NEW YORK — Consulting firm Deloitte said it expects “small gains” in 2011 holiday-season sales as retailers face tough comparisons with a year ago and a frugal consumer under ongoing economic pressure.
“As many holiday shoppers will be researching online and on their smartphones both before and during their trips to the store, retailers need to be sure their digital strategy is both flexible and focuses on a personalized experience this season.”
The company said it projects sales increases of 2.5% to 3% for the months of November through January at retail stores, excluding auto sales and gasoline. That compares with growth of 5.9% during that period a year ago.
Total retail sales for the three-month span of November through January are expected to total between $873 billion and $877 billion, vs. $852 billion in that period a year ago, Deloitte said, citing data from the U.S. Department of Commerce.

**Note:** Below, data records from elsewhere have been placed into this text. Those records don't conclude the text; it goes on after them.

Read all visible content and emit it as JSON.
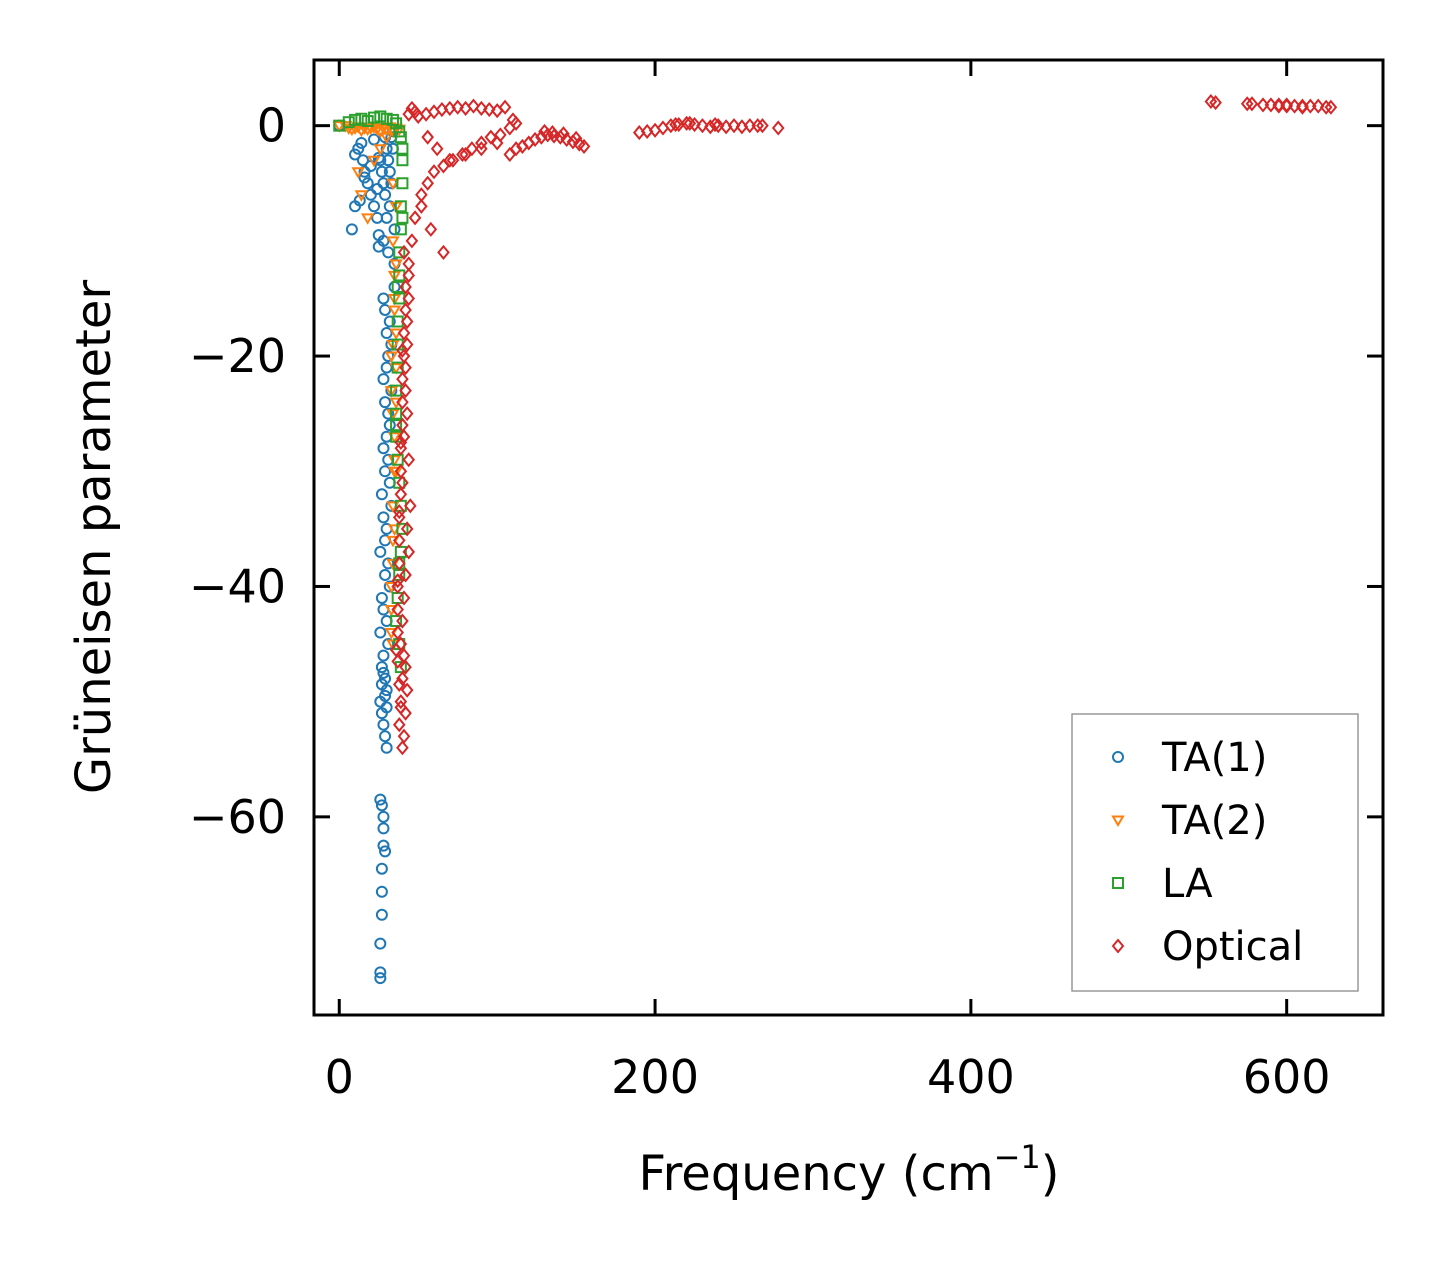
{
  "chart_data": {
    "type": "scatter",
    "title": "",
    "xlabel": "Frequency (cm",
    "xlabel_sup": "−1",
    "xlabel_close": ")",
    "ylabel": "Grüneisen parameter",
    "xlim": [
      -16,
      661
    ],
    "ylim": [
      -77.2,
      5.7
    ],
    "xticks": [
      0,
      200,
      400,
      600
    ],
    "xtick_labels": [
      "0",
      "200",
      "400",
      "600"
    ],
    "yticks": [
      0,
      -20,
      -40,
      -60
    ],
    "ytick_labels": [
      "0",
      "−20",
      "−40",
      "−60"
    ],
    "legend_position": "lower-right",
    "series": [
      {
        "name": "TA(1)",
        "marker": "circle",
        "color": "#1f77b4",
        "x": [
          0,
          8,
          10,
          12,
          14,
          15,
          16,
          18,
          20,
          22,
          24,
          26,
          27,
          28,
          28,
          29,
          29,
          30,
          30,
          31,
          31,
          32,
          32,
          33,
          33,
          34,
          34,
          35,
          35,
          35,
          28,
          29,
          30,
          31,
          32,
          33,
          28,
          29,
          30,
          31,
          32,
          33,
          28,
          29,
          30,
          31,
          32,
          33,
          27,
          28,
          29,
          30,
          31,
          32,
          26,
          27,
          28,
          29,
          30,
          31,
          26,
          27,
          28,
          29,
          30,
          26,
          27,
          28,
          29,
          30,
          27,
          28,
          29,
          30,
          26,
          27,
          28,
          29,
          27,
          28,
          28,
          27,
          27,
          26,
          26,
          26,
          25,
          25,
          24,
          10,
          13,
          16,
          20,
          22,
          25
        ],
        "y": [
          0,
          -9,
          -2.5,
          -2,
          -1.5,
          -3,
          -4,
          -5,
          -6,
          -7,
          -8,
          -3,
          -4,
          -5,
          -10,
          -1,
          -6,
          -2,
          -8,
          -3,
          -11,
          -4,
          -7,
          -1,
          -5,
          -2,
          -0.5,
          -9,
          -12,
          -14,
          -15,
          -16,
          -18,
          -20,
          -17,
          -19,
          -22,
          -24,
          -21,
          -25,
          -26,
          -23,
          -28,
          -30,
          -27,
          -29,
          -31,
          -33,
          -32,
          -34,
          -36,
          -35,
          -38,
          -40,
          -37,
          -41,
          -42,
          -39,
          -43,
          -45,
          -44,
          -47,
          -46,
          -48,
          -49,
          -50,
          -51,
          -52,
          -53,
          -54,
          -48.5,
          -47.5,
          -49.5,
          -50.5,
          -58.5,
          -59,
          -61,
          -63,
          -64.5,
          -62.5,
          -60,
          -66.5,
          -68.5,
          -71,
          -73.5,
          -74,
          -9.5,
          -10.5,
          -5.5,
          -7,
          -6.5,
          -4.5,
          -3.5,
          -1.2,
          -2.8
        ],
        "size": 5
      },
      {
        "name": "TA(2)",
        "marker": "triangle-down",
        "color": "#ff7f0e",
        "x": [
          0,
          4,
          6,
          8,
          10,
          12,
          14,
          16,
          18,
          20,
          22,
          24,
          26,
          28,
          30,
          32,
          34,
          36,
          38,
          12,
          14,
          18,
          22,
          26,
          30,
          34,
          36,
          34,
          35,
          35,
          36,
          36,
          36,
          35,
          35,
          34,
          34,
          34,
          33,
          33,
          33,
          34,
          35,
          36,
          34,
          33,
          35,
          36,
          34,
          33,
          35
        ],
        "y": [
          0,
          0,
          -0.2,
          -0.3,
          -0.2,
          -0.1,
          -0.4,
          -0.2,
          -0.3,
          -0.2,
          -0.1,
          -0.3,
          -0.5,
          -0.2,
          -0.3,
          -0.1,
          -0.4,
          -0.2,
          -0.3,
          -4,
          -6,
          -8,
          -3,
          -2,
          -1,
          -5,
          -7,
          -10,
          -13,
          -16,
          -18,
          -21,
          -24,
          -27,
          -30,
          -33,
          -36,
          -38,
          -40,
          -42,
          -44,
          -45,
          -35,
          -30,
          -25,
          -20,
          -15,
          -12,
          -19,
          -23,
          -29
        ],
        "size": 5
      },
      {
        "name": "LA",
        "marker": "square",
        "color": "#2ca02c",
        "x": [
          0,
          6,
          10,
          14,
          18,
          22,
          26,
          30,
          34,
          36,
          38,
          39,
          40,
          40,
          40,
          39,
          39,
          38,
          38,
          38,
          37,
          37,
          37,
          36,
          36,
          36,
          37,
          38,
          39,
          40,
          39,
          38,
          37,
          36,
          38,
          39,
          40,
          37,
          36,
          38
        ],
        "y": [
          0,
          0.3,
          0.5,
          0.6,
          0.4,
          0.7,
          0.8,
          0.6,
          0.5,
          0.2,
          -0.5,
          -1,
          -2,
          -3,
          -5,
          -7,
          -9,
          -11,
          -13,
          -15,
          -17,
          -19,
          -21,
          -23,
          -25,
          -27,
          -29,
          -31,
          -33,
          -35,
          -37,
          -39,
          -41,
          -43,
          -45,
          -47,
          -8,
          -14,
          -26,
          -38
        ],
        "size": 5
      },
      {
        "name": "Optical",
        "marker": "diamond",
        "color": "#d62728",
        "x": [
          44,
          46,
          48,
          50,
          55,
          60,
          65,
          70,
          75,
          80,
          85,
          90,
          95,
          100,
          105,
          110,
          112,
          108,
          102,
          96,
          90,
          84,
          78,
          72,
          66,
          60,
          56,
          52,
          48,
          46,
          44,
          42,
          42,
          41,
          41,
          40,
          40,
          40,
          39,
          39,
          39,
          38,
          38,
          38,
          37,
          37,
          37,
          44,
          43,
          42,
          43,
          44,
          45,
          44,
          43,
          42,
          41,
          40,
          43,
          44,
          42,
          41,
          40,
          39,
          42,
          43,
          41,
          40,
          39,
          38,
          42,
          41,
          40,
          39,
          38,
          37,
          41,
          40,
          39,
          38,
          37,
          36,
          108,
          112,
          116,
          120,
          124,
          128,
          132,
          136,
          140,
          144,
          148,
          152,
          155,
          130,
          135,
          142,
          150,
          190,
          195,
          200,
          205,
          210,
          215,
          220,
          225,
          230,
          235,
          240,
          245,
          250,
          255,
          260,
          265,
          268,
          278,
          213,
          222,
          238,
          552,
          555,
          575,
          578,
          585,
          590,
          595,
          600,
          605,
          610,
          615,
          620,
          625,
          628,
          595,
          610,
          600,
          56,
          62,
          70,
          80,
          90,
          100,
          52,
          58,
          66
        ],
        "y": [
          1,
          1.5,
          1.2,
          0.8,
          1,
          1.2,
          1.4,
          1.5,
          1.6,
          1.5,
          1.7,
          1.5,
          1.4,
          1.3,
          1.6,
          0.5,
          0.2,
          -0.2,
          -0.8,
          -1,
          -1.5,
          -2,
          -2.5,
          -3,
          -3.5,
          -4,
          -5,
          -6,
          -8,
          -10,
          -12,
          -14,
          -16,
          -18,
          -20,
          -22,
          -24,
          -26,
          -28,
          -30,
          -32,
          -34,
          -36,
          -38,
          -40,
          -42,
          -44,
          -13,
          -17,
          -21,
          -25,
          -29,
          -33,
          -15,
          -19,
          -23,
          -27,
          -31,
          -35,
          -37,
          -39,
          -41,
          -43,
          -45,
          -47,
          -49,
          -46,
          -48,
          -50,
          -52,
          -51,
          -53,
          -54,
          -50.5,
          -48.5,
          -46.5,
          -11,
          -19.5,
          -27.5,
          -33.5,
          -39.5,
          -45.5,
          -2.5,
          -2,
          -1.8,
          -1.5,
          -1.2,
          -1.0,
          -0.8,
          -0.9,
          -1.0,
          -1.2,
          -1.4,
          -1.6,
          -1.8,
          -0.5,
          -0.6,
          -0.7,
          -1.1,
          -0.6,
          -0.5,
          -0.4,
          -0.2,
          0,
          0.1,
          0.2,
          0.1,
          0,
          -0.1,
          0,
          -0.1,
          0,
          -0.1,
          0,
          0,
          0,
          -0.2,
          0.1,
          0.2,
          0.1,
          2.1,
          2.0,
          1.9,
          1.9,
          1.8,
          1.8,
          1.8,
          1.8,
          1.7,
          1.7,
          1.7,
          1.7,
          1.6,
          1.6,
          1.7,
          1.6,
          1.7,
          -1,
          -2,
          -3,
          -2.5,
          -2,
          -1.5,
          -7,
          -9,
          -11
        ],
        "size": 5
      }
    ]
  }
}
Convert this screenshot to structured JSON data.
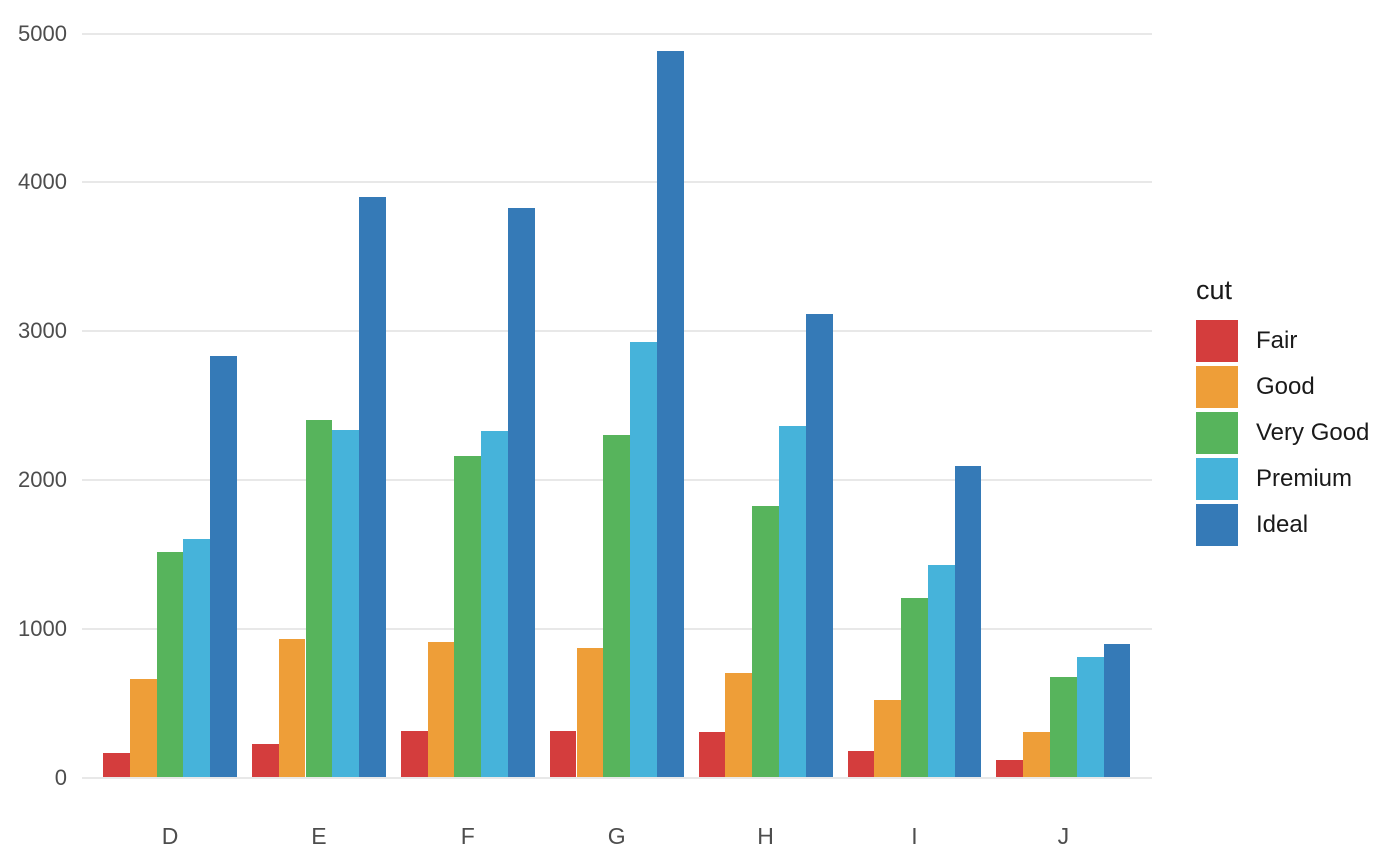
{
  "chart_data": {
    "type": "bar",
    "subtype": "grouped-vertical",
    "title": "",
    "xlabel": "",
    "ylabel": "",
    "legend_title": "cut",
    "legend_position": "right",
    "grid": "horizontal-major-only",
    "categories": [
      "D",
      "E",
      "F",
      "G",
      "H",
      "I",
      "J"
    ],
    "series": [
      {
        "name": "Fair",
        "color": "#d43d3d",
        "values": [
          163,
          224,
          312,
          314,
          303,
          175,
          119
        ]
      },
      {
        "name": "Good",
        "color": "#ee9e38",
        "values": [
          662,
          933,
          909,
          871,
          702,
          522,
          307
        ]
      },
      {
        "name": "Very Good",
        "color": "#57b45c",
        "values": [
          1513,
          2400,
          2164,
          2299,
          1824,
          1204,
          678
        ]
      },
      {
        "name": "Premium",
        "color": "#46b3da",
        "values": [
          1603,
          2337,
          2331,
          2924,
          2360,
          1428,
          808
        ]
      },
      {
        "name": "Ideal",
        "color": "#357ab7",
        "values": [
          2834,
          3903,
          3826,
          4884,
          3115,
          2093,
          896
        ]
      }
    ],
    "y_ticks": [
      0,
      1000,
      2000,
      3000,
      4000,
      5000
    ],
    "ylim": [
      0,
      5000
    ],
    "colors": {
      "background": "#ffffff",
      "gridline": "#e8e8e8",
      "axis_tick_text": "#4d4d4d",
      "legend_text": "#1a1a1a"
    }
  }
}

“Consumer spending was on the rise for several months despite dampened confidence in the economy among U.S. households,” said Carl Steidtman, chief economist at Deloitte. “Those earlier gains have begun to flatten and may be tempered by persistent weakness in the housing and employment sectors and pressures from the European debt crisis.
“Despite some relief in energy prices, consumers may feel the strain from food, apparel and other categories where prices are markedly higher compared to the previous holiday season,” he added.
In addition, Deloitte has projected a 14% increase in non-store sales this holiday season, with nearly three fourths of that coming from the online channel and the rest from catalogs and interactive TV.
“Double-digit growth in the non-store channel has given the industry a major boost, and retailers that put online channels to work for their physical storefronts have the advantage,” said Alison Paul, vice chairman, Deloitte, and leader of the firm's U.S. retail and distribution practice.